Each year the wines of the Jura exceedingly move into the consciousness of more drinkers. Those who've explored Burgundy from top to bottom end up with eyes set on this tiny region located 50 miles east. Pinot Noir and Chardonnay are also produced here, but it's their obscure and native red varieties like Trousseau and Poulsard that conjure unrivaled fascination. And there's no ambassador who's put the Jura on the worldwide stage quite like its leading man, Stéphane Tissot. 

Today, I'm happy to offer six wines from Stéphane Tissot that tell the unique story of the Jura like few others can.

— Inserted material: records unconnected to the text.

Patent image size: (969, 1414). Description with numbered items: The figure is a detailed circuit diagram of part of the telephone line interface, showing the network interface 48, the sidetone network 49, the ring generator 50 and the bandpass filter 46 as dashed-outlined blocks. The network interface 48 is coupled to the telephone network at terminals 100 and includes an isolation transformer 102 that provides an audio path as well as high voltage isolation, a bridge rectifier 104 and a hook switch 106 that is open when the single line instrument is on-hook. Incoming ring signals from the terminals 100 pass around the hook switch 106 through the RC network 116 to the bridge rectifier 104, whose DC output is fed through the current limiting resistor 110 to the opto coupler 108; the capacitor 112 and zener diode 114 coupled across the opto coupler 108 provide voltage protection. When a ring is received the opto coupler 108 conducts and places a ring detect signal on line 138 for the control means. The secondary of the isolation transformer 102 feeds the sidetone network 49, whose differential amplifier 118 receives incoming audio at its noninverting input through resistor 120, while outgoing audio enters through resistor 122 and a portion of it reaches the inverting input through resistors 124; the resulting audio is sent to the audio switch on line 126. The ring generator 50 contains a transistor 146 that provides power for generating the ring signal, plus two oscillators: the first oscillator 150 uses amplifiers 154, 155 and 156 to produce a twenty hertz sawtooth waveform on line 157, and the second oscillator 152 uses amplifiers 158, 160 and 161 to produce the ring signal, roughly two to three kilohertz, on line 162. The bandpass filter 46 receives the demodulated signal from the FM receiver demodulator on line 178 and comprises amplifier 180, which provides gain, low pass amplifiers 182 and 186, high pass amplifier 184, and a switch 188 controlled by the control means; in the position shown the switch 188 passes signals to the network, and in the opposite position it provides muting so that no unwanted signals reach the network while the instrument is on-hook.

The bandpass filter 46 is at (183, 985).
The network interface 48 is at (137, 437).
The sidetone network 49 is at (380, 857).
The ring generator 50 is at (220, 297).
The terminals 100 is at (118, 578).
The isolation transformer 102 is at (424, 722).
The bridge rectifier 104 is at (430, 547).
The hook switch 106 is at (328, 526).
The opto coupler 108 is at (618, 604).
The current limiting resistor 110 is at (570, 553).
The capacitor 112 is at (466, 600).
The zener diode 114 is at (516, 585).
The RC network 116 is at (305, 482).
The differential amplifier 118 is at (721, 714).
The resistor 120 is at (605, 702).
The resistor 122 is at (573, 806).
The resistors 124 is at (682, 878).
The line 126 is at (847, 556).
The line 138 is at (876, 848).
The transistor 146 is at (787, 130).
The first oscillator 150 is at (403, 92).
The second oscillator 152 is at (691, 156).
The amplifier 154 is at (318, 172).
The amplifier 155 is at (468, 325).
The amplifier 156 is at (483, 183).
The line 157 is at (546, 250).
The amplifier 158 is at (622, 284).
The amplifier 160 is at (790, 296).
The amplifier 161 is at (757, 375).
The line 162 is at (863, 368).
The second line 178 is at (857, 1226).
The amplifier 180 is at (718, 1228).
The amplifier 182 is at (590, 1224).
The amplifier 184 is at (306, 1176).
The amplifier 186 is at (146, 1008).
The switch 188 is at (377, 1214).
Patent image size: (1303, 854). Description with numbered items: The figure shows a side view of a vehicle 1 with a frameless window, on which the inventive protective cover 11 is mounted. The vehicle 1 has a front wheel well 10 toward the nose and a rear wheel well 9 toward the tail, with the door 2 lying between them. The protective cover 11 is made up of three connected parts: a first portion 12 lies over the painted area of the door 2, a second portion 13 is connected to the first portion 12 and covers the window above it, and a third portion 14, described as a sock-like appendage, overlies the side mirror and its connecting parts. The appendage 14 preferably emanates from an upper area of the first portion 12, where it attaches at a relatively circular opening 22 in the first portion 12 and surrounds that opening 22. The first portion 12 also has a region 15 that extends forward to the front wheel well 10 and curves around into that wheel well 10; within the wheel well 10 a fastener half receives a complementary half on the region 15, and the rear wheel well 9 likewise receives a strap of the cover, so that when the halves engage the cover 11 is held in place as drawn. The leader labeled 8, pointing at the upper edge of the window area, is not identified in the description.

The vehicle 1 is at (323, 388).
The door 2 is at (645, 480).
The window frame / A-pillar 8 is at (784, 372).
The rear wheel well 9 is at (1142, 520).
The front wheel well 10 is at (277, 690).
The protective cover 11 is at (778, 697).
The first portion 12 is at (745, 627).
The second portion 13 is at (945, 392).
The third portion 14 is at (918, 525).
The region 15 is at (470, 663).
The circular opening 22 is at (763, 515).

Tissot took control of his family's domaine in 1990 and worked very quickly to drastically reduce yields and convert the vineyards to organic and biodynamic viticulture - Today Stéphane is seen as one of the world's most respected and prominent voices on the subject.

He produces over 25 different wines, all coming from relatively small parcels with a focus on micro-terroir expression. Sulphur in the cellar is kept to bare minimum and strict attention to detail allow the wines to flourish in their flair for extreme purity of fruit and liveliness that separate them from his contemporaries.

At tastings in the Jura you're very likely to start with the light bodied reds before moving into the rich and textured white wines of the region. Trousseau and Poulsard are both transparent in color, and both tend to stay in a more red fruit spectrum.Trousseau picks up notes of leather, while Poulsard showcases wild spices and a more ethereal nature.

Many producers choose to make blends with both, adding Pinot Noir to display the full story of the region. While limestone and clay are prominent throughout the Jura, shale and grey and blue marl are also present in Tissot's home of Arbois - An appellation that surprisingly was one of the very first in France to receive AOC status in 1936.

Hand de-stemming is rarely seen anywhere in the world of wine, but for top cuvées in the Jura it has become somewhat of a classic method. Extremely labor intensive, but yielding the very most pristine fruit possible.


The hand de-stemmed Trousseau spends six months on its skins in a 420-liter clay amphora. An extremely rare wine for the US that's allocated in single cases. The texture stands out from just about any red wine I've come across. It's at once broad and deeply textured, but extremely mineral-driven and focused on the palate. Those notes of bright red fruits are met with that quintessential leather trait that's so particular with Trousseau. 


Tissot's two whites, Patchwork and Graviers are both comprised of 100% Chardonnay. 
Each has that unmistakable reductive, flinty note that's often referred to as Noble Reduction. If you're a fan of the wines of Jean-Marc Roulot and Coche-Dury in Meursault, this distinctive smokey and matchstick trait, at its best, adds an utterly mesmerizing personality to Chardonnay.

Patchwork comes from a mix of clay parcels and limestone parcels, hence the name. This offers a perfect introduction to this style of fresh Jura Chardonnay that can rival examples found an hour west in Meursault and Puligny Montrachet. Aged in mainly neutral oak barrels, with up to 10% new wood.

Graviers is Tissot's expression of pure limestone soils. The reductive element we see in Patchwork is ramped up a notch and the finely-etched mineral component is more focused and tight here.